Another aspect of this book that was troubling for me was that we had a sudden shift in the story. Charlie has a life-changing moment and it results in him getting an apartment. We are suddenly thrust into a new aspect of the story when we meet his next door neighbor, Fay Lillman, and his new apartment life. It was a complete 180° from what had come before and it made my head spin. Suddenly, we had to follow him on this weird new journey he was on that seemed out of place. It felt very much that it was forced into the book for added material, which makes sense since it was expanded from a short story, thus it really did have to have added material to it. It just did not sit well with me though. It felt like I was reading a completely different story from that point on and I started to find myself wishing I hadn’t even started this book.

I know I am sounding pretty critical of this book because of how I felt reading it, but the reality is I am being honest about how I felt while reading this book. I also never had the opportunity to read this at a time that it may have been more profound or connected with me differently than it did in my adulthood. The experience of reading is very subjective. My experiences with this book may not be your experience, as a reader. That is the beauty of reading a book, even a book considered a must-read or classic like this one. This book made me recognize that while I missed out on some books, that this does not mean that I am going to instantly connect with them now as I am older and have different experiences from when many of these types of books were assigned reading in schools. I will still be reading some of these classics and other books that are from school reading lists, but I recognize now that it is perfectly fine if I do not like these books and instantly remove them from my own physical shelves.

While I did not connect with this book, I can still see why others may enjoy it. The story has some aspects to it that could get someone to question themselves about their own level of happiness and accepting where they are at in their own life. The take-away for me was that sometimes it is better to live in your oblivion than to gain more knowledge that may change your entire world, sometimes not for the better. This can be a profound message for an individual that is younger and still in their formative years. I see the value for others, but not for me at this time of my life.

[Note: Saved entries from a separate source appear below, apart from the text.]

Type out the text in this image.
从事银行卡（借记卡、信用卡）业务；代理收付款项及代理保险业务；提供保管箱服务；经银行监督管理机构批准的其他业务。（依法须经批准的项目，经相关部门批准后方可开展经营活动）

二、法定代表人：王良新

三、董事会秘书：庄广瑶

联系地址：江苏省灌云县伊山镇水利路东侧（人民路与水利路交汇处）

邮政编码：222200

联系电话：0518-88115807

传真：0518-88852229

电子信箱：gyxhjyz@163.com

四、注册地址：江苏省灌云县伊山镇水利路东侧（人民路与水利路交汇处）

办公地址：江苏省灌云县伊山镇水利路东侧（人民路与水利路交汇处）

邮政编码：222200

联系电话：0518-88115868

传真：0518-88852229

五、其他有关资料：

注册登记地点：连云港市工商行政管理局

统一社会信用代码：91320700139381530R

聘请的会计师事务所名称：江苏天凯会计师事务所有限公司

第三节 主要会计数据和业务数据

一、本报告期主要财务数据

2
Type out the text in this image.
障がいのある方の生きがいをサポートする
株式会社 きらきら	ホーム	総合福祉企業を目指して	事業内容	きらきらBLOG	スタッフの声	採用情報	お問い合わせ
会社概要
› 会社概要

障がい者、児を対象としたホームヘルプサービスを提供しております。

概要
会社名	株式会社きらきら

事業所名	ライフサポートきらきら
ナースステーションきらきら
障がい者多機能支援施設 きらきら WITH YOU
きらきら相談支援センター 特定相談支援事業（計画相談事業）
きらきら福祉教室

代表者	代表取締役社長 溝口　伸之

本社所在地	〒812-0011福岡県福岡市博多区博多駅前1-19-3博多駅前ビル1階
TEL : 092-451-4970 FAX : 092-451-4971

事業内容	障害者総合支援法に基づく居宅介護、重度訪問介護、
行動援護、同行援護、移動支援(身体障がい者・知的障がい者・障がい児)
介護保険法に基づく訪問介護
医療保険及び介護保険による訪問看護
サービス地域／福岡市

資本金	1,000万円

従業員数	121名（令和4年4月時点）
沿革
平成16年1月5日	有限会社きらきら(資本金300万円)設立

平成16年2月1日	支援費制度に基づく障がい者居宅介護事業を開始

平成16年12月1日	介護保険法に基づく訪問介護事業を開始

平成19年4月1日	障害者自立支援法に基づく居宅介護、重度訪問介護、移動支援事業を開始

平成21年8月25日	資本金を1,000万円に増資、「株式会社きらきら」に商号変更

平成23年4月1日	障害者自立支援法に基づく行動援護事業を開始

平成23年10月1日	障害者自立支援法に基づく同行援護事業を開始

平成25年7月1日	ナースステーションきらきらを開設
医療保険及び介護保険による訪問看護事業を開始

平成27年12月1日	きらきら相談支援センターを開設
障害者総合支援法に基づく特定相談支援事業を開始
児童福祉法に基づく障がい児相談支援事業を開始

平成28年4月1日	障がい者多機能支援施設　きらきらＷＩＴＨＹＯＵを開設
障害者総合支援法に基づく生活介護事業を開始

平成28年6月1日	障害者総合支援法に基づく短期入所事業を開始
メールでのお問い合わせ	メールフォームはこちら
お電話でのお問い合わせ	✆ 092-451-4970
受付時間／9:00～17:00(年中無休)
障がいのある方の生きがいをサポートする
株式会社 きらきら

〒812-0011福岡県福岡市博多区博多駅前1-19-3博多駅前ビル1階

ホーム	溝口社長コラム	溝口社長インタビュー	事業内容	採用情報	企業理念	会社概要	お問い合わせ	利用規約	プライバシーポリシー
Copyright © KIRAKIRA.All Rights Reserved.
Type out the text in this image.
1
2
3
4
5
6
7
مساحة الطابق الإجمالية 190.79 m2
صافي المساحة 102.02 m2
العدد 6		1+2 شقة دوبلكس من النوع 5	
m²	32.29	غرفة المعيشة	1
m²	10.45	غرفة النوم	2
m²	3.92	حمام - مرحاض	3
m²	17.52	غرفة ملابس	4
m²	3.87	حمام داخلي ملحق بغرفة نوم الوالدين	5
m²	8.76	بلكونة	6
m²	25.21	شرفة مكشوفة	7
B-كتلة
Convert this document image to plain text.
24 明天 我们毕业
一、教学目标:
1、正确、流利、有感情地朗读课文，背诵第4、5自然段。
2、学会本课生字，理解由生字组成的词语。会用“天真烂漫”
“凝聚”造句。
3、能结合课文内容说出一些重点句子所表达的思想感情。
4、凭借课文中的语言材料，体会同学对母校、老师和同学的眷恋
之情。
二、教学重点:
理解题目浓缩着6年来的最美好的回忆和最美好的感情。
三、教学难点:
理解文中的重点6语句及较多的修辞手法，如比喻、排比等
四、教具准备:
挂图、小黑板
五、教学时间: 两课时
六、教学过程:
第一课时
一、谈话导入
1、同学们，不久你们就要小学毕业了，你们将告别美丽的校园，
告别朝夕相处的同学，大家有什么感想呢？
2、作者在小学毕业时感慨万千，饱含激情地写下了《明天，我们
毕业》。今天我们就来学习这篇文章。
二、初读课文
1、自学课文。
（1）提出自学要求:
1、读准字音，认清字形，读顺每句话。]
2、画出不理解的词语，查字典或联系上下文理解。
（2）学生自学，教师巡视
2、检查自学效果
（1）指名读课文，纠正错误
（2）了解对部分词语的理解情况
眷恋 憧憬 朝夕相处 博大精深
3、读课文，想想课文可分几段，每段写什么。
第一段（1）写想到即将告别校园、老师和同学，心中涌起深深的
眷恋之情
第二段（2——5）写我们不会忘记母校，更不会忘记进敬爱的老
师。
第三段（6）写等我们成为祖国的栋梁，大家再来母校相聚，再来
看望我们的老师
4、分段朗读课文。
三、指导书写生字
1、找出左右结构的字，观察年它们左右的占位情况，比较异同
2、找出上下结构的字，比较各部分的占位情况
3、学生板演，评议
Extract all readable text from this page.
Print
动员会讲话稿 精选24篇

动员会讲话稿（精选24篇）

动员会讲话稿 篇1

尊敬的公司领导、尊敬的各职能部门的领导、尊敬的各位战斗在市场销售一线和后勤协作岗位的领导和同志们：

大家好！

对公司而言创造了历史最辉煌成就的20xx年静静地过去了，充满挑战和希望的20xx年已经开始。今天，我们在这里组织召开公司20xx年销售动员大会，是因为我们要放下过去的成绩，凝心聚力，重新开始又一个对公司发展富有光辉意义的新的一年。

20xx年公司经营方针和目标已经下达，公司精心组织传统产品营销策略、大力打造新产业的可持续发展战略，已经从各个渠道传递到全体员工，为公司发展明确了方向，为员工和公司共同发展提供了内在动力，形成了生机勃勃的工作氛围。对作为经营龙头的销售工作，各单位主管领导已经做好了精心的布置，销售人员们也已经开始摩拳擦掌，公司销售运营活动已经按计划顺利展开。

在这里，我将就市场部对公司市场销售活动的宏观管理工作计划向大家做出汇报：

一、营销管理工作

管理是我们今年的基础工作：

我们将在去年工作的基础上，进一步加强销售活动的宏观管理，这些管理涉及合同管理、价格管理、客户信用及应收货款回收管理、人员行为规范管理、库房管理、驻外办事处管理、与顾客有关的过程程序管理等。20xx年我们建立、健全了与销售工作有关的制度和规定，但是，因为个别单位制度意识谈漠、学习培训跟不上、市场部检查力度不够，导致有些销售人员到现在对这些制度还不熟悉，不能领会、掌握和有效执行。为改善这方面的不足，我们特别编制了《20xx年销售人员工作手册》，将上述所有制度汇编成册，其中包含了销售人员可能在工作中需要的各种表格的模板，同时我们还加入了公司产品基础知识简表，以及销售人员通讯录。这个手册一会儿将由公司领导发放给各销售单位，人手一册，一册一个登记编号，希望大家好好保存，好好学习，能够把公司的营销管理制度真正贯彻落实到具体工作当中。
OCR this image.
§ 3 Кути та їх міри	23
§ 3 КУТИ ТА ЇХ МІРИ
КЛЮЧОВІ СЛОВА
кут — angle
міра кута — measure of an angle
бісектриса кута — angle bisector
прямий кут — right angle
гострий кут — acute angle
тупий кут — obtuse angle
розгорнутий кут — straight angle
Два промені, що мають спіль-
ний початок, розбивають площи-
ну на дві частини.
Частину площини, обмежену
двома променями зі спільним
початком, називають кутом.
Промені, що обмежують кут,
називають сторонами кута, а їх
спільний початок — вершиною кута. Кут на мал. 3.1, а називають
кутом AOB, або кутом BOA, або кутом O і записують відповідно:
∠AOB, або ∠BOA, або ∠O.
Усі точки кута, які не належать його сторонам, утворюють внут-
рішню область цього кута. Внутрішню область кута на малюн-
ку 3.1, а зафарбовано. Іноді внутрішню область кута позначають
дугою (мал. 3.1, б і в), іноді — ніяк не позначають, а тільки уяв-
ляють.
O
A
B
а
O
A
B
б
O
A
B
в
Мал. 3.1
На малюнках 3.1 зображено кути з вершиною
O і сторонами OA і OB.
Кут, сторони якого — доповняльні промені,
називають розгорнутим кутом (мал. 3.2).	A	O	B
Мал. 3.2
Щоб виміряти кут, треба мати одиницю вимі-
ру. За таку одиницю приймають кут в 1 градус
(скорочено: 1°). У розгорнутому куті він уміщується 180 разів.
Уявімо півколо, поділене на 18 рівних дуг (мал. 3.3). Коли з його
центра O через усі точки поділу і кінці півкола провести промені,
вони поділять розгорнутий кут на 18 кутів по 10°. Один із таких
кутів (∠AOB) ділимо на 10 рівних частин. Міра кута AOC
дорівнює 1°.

As mentioned, and you can see it on the cover as well, this was made into a motion picture. I have a sense that I may have watched the movie back in school, for some reason. It seems familiar, but I am not 100% on this. The film was entitled “Charly” and the movie poster looked like this:

As I was looking for this poster I stumbled across the fact that they also did another movie, starring Matthew Modine (Season 1 of Stranger Things actor):

So if you are fan of the book, you may want to see if you can find these movies to watch.


2 Replies to “Book Review: “Flowers for Algernon” by Daniel Keyes”

  1. Maggie

    I’ve always been curious about Flowers for Algernon! It’s apparently nothing like what I expected! LOL! Great review, Cassie! 😀 Thanks so much for linking up to The Monday Review! <3

    • cgwinters1981 Post author

      OMG, it was so bad (for me). I literally cussed during it! I was like “this SH*T is trash and all over the place!” I was shocked that I disliked it this much, but I like having other characters that have somewhat of a realistic personality and NONE of the other characters did!